The Disappearing Act(55)
I know I should put the computer away and pass this straight on to Cortez tomorrow. I don’t need any of this in my life. It’s not appropriate for me to listen to it at all. I can just draw Cortez’s attention to the audio file and let her do the rest. But I would have to tell Cortez that I accessed a missing woman’s private emails. I can’t help think of the News International phone-hacking scandal, when a journalist accessed a missing girl’s private voicemail. What I’ve just done is no different, is it? Should I really be telling the police I’ve done that? It might be nothing but if it’s something then I’ve broken the law and people will find out.
It occurs to me that I could tell Cortez that Emily told me about the rape herself; I would just have to pretend we were good friends rather than minor acquaintances. It would only be a white lie.
But then if any of her actual friends came forward after that it would be fairly obvious I lied. Although I do appear to be the only person looking for Emily.
I realize I’m holding my breath, my shoulders high and tensed, like a trapped animal, like a cornered boxer. I need to think straight.
I shake myself out and take a couple of deep, slow breaths. Then make my way back over to the computer, thinking through the options.
I could put it away and hand it over to Cortez tomorrow saying only that I think something happened to her on New Year’s Eve and leave it at that. Hopefully they would eventually find the recording and act on it.
My mind skips to the image of the actress who jumped from the sign, her body undiscovered in a gorge in the Hollywood Hills. Surely time is an issue if Emily is missing. And someone going missing after recording their own assault is a very different proposition from someone going missing after a bad audition. I need to tell Cortez about the rape; I can’t in good conscience keep it to myself.
I let out another held breath at the finality of my decision.
Right, in that case, if I’m going to report it then I need to know the facts. Reluctantly I sit back down at the laptop. There is no way in hell I am going to force myself to listen to the recording in its entirety, that much I know. But I can skip through it for information.
I look at the visual readout of the recording: its peaks and troughs. I can skip to the sustained mid-range levels, they’ll be spoken word. If I avoid the sharp spikes of the clip readout I should avoid any shouts, or screams.
I skip to the next extended mid-level section. And press play.
“Yeah, come in,” the man says.
The door opens, the sound of music, party poppers, and laughter, then muffled quiet again. Two men out of range by the door, voices low.
“Don’t just stand there then,” the man continues. “Lock it.”
There are three men in the room with Emily now. I make a note on my pad.
Emily is saying something. I strain to hear.
“I need to go now. I’m supposed to—” I can hear the hazy fear in her voice; she’s trying to stay calm, trying not to escalate the situation. Protecting herself in the only way she can in that room. “I just need…”

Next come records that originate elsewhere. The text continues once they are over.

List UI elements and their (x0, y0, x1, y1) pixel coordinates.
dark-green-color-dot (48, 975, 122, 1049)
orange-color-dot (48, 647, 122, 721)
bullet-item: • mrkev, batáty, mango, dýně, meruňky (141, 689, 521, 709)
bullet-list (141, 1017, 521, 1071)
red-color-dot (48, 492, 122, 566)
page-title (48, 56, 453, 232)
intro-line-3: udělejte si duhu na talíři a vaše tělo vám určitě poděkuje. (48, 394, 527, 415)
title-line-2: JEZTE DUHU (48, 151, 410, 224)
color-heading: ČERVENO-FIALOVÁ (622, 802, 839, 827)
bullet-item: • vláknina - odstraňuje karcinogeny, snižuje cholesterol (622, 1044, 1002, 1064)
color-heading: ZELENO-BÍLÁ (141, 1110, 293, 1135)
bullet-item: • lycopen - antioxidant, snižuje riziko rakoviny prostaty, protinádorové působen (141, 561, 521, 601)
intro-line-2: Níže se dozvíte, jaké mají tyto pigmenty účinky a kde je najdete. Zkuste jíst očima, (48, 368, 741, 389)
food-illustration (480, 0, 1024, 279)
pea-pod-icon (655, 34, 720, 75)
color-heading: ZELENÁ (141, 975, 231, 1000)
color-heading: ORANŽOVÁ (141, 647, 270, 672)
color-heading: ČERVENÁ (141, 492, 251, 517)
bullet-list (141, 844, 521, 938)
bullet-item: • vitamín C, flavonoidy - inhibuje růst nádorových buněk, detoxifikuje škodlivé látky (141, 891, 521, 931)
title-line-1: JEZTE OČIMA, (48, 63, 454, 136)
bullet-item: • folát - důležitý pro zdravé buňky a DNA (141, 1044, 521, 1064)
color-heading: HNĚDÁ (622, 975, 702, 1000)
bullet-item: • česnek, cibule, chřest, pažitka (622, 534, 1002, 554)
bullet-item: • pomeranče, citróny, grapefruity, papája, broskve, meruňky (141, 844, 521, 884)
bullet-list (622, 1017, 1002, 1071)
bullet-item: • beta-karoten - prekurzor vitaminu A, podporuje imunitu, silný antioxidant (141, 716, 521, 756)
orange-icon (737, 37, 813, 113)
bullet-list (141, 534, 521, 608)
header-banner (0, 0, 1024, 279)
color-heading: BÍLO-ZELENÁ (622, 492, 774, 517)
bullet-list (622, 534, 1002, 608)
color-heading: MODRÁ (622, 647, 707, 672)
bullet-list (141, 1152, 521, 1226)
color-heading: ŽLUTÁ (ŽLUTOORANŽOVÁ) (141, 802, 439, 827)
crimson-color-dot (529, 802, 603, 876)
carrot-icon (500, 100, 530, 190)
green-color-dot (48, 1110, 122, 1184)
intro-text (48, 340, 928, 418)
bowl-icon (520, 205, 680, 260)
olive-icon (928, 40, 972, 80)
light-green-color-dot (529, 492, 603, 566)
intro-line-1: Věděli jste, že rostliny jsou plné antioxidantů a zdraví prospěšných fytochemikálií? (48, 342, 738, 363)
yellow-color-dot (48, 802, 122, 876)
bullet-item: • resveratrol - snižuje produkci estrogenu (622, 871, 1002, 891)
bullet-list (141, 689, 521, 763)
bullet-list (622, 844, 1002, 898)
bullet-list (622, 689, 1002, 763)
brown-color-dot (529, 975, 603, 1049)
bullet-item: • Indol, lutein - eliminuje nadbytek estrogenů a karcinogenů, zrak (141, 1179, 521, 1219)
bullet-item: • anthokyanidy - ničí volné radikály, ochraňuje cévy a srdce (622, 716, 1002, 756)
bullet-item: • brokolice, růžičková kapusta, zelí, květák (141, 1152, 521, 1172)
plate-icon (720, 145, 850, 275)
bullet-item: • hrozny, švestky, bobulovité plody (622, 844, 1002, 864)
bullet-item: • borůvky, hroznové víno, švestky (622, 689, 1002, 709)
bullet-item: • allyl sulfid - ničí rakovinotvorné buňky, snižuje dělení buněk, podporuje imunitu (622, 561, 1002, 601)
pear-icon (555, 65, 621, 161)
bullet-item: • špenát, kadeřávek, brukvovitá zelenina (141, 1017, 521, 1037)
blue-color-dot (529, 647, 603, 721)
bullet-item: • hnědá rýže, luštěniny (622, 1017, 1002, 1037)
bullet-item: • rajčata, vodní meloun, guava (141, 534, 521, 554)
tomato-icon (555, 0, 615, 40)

The sound of a scuffle. “No, no, no. You’re staying. And we are going to have a nice time.” The sound of clothing and a sudden flurry of movement from Emily. She’s trying to get away in earnest.
“Hey, hey. Be good. Be nice.”
“No.” Her thick voice sharpening in focus, the soberest it’s been so far. Fear clarifying the situation. “Stop. Get the hell—”
“Ben, it’s too loud.” The voice comes from across the room and is answered by the sound of a slap.
Emily yelps.
Ben. I scrawl the name down quickly. I flick back a page in the pad to the name Ben Cohan, a producer at Moon Finch, and underline it hastily.
The recording is overtaken by deafening rustling as Emily struggles. I skip the audio away from the noisy peak onward to the next conversational-level section and play.
Emily is crying softly. I try to block it out and listen only to the words. Crying, heavy sobs, the whine of an injured animal, gasping breath.
“I need Mike. Get Mike here,” the man says, his breathing ragged.
I feel sick.
“I called him when I went out. He’s waiting downstairs,” the voice by the door replies. “You want me to get him?”
“Yeah, chuck me that blanket,” the man answers, his tone businesslike. The audio muffles once more as another layer of something covers the device. “Guess this isn’t the evening you had planned, right?” the man mumbles closer to the recorder.
Emily lets out another sob and I abruptly stop the audio.
I take a breath, trying to calm myself. I’m not there and yet my body is reacting as if I am. As if I’m trapped there with her, trapped forever in that room unable to get away.
I try to bring my mind back to the job at hand. I now have two names: Ben and Mike. The name of the man who assaulted Emily is Ben and in some way a man called Mike is involved. I still don’t know who the man by the door is, though.
I skip to the last burst of conversation.
“Jesus Christ.” A new voice enters the room. He sounds disgusted and yet manages to maintain a businesslike tone. This must be Mike. “Okay. Put her in the bath, Joe,” he orders, staying back at the edge of the room and orchestrating from a distance.
Joe must be the name of the other man in the room when it happened.